O Rio de Janeiro enfrenta uma crise institucional aguda desde que o ex-vice-governador Thiago Pampolha deixou o cargo para assumir uma vaga no Tribunal de Contas do Estado em maio de 2025. Com a saída de Castro e a cassação de Rodrigo Bacellar, antigo chefe da Alerj, a linha sucessória foi quebrada, levando o Judiciário ao poder. Douglas Ruas argumenta que a lógica sucessória constitucional deveria transferir o cargo para ele agora que a presidência da Alerj foi ocupada. No entanto, Zanin reiterou que a situação de excepcionalidade definida pelo plenário não é alterada automaticamente por eleições internas do parlamento.
Atualmente, o STF também discute se o novo governador definitivo será escolhido por eleição direta ou indireta. O julgamento foi interrompido por um pedido de vista do ministro Flávio Dino, quando o placar registrava quatro votos a um pela via indireta.
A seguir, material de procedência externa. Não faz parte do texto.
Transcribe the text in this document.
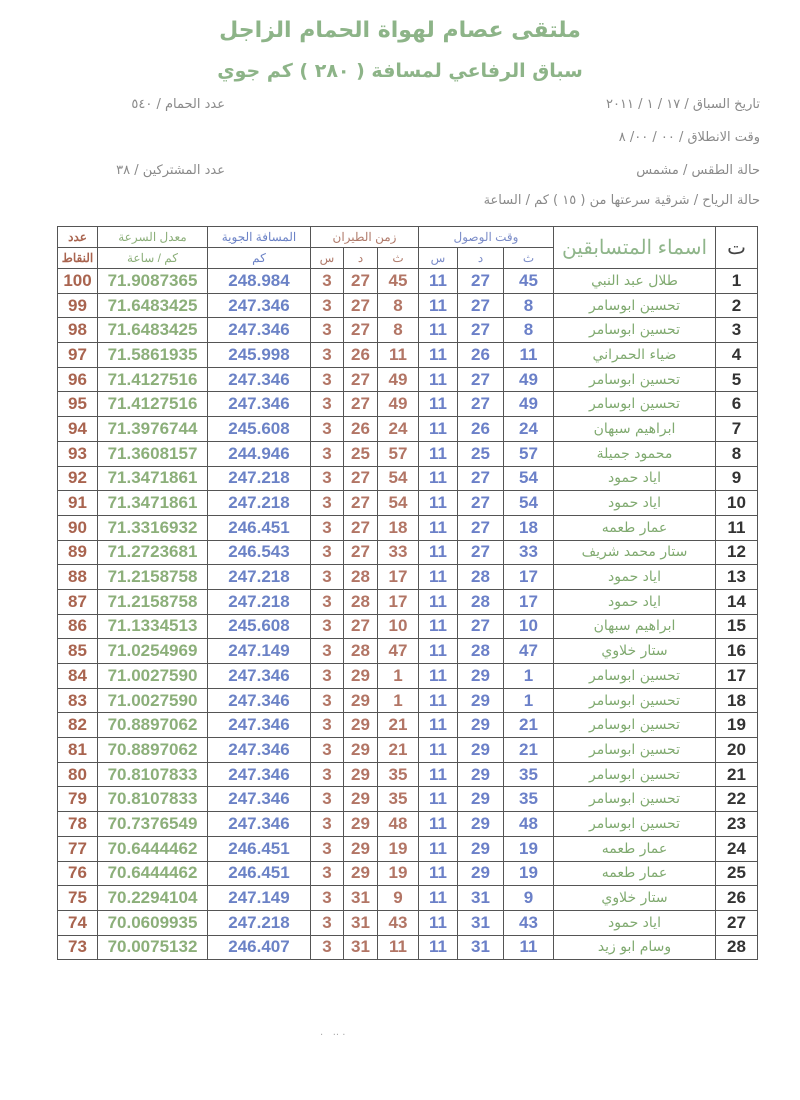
ملتقى عصام لهواة الحمام الزاجل
سباق الرفاعي لمسافة ( ٢٨٠ ) كم جوي
تاريخ السباق / ١٧ / ١ / ٢٠١١
عدد الحمام / ٥٤٠
وقت الانطلاق / ٠٠ / ٠٠/ ٨
حالة الطقس / مشمس
عدد المشتركين / ٣٨
حالة الرياح / شرقية سرعتها من ( ١٥ ) كم / الساعة
ت	اسماء المتسابقين	وقت الوصول			زمن الطيران			المسافة الجوية	معدل السرعة	عدد
		ث	د	س	ث	د	س	كم	كم / ساعة	النقاط
1	طلال عبد النبي	45	27	11	45	27	3	248.984	71.9087365	100
2	تحسين ابوسامر	8	27	11	8	27	3	247.346	71.6483425	99
3	تحسين ابوسامر	8	27	11	8	27	3	247.346	71.6483425	98
4	ضياء الحمراني	11	26	11	11	26	3	245.998	71.5861935	97
5	تحسين ابوسامر	49	27	11	49	27	3	247.346	71.4127516	96
6	تحسين ابوسامر	49	27	11	49	27	3	247.346	71.4127516	95
7	ابراهيم سبهان	24	26	11	24	26	3	245.608	71.3976744	94
8	محمود جميلة	57	25	11	57	25	3	244.946	71.3608157	93
9	اياد حمود	54	27	11	54	27	3	247.218	71.3471861	92
10	اياد حمود	54	27	11	54	27	3	247.218	71.3471861	91
11	عمار طعمه	18	27	11	18	27	3	246.451	71.3316932	90
12	ستار محمد شريف	33	27	11	33	27	3	246.543	71.2723681	89
13	اياد حمود	17	28	11	17	28	3	247.218	71.2158758	88
14	اياد حمود	17	28	11	17	28	3	247.218	71.2158758	87
15	ابراهيم سبهان	10	27	11	10	27	3	245.608	71.1334513	86
16	ستار خلاوي	47	28	11	47	28	3	247.149	71.0254969	85
17	تحسين ابوسامر	1	29	11	1	29	3	247.346	71.0027590	84
18	تحسين ابوسامر	1	29	11	1	29	3	247.346	71.0027590	83
19	تحسين ابوسامر	21	29	11	21	29	3	247.346	70.8897062	82
20	تحسين ابوسامر	21	29	11	21	29	3	247.346	70.8897062	81
21	تحسين ابوسامر	35	29	11	35	29	3	247.346	70.8107833	80
22	تحسين ابوسامر	35	29	11	35	29	3	247.346	70.8107833	79
23	تحسين ابوسامر	48	29	11	48	29	3	247.346	70.7376549	78
24	عمار طعمه	19	29	11	19	29	3	246.451	70.6444462	77
25	عمار طعمه	19	29	11	19	29	3	246.451	70.6444462	76
26	ستار خلاوي	9	31	11	9	31	3	247.149	70.2294104	75
27	اياد حمود	43	31	11	43	31	3	247.218	70.0609935	74
28	وسام ابو زيد	11	31	11	11	31	3	246.407	70.0075132	73
·   ·· ·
Enquanto o mérito não é totalmente julgado, Ricardo Couto segue na gestão administrativa do estado. A batalha jurídica reflete a instabilidade política fluminense, marcada por renúncias e cassações que deixaram o estado sem seus mandatários eleitos originalmente. A decisão de Zanin assegura, por ora, a neutralidade do comando estadual até que o Supremo defina o formato da sucessão final.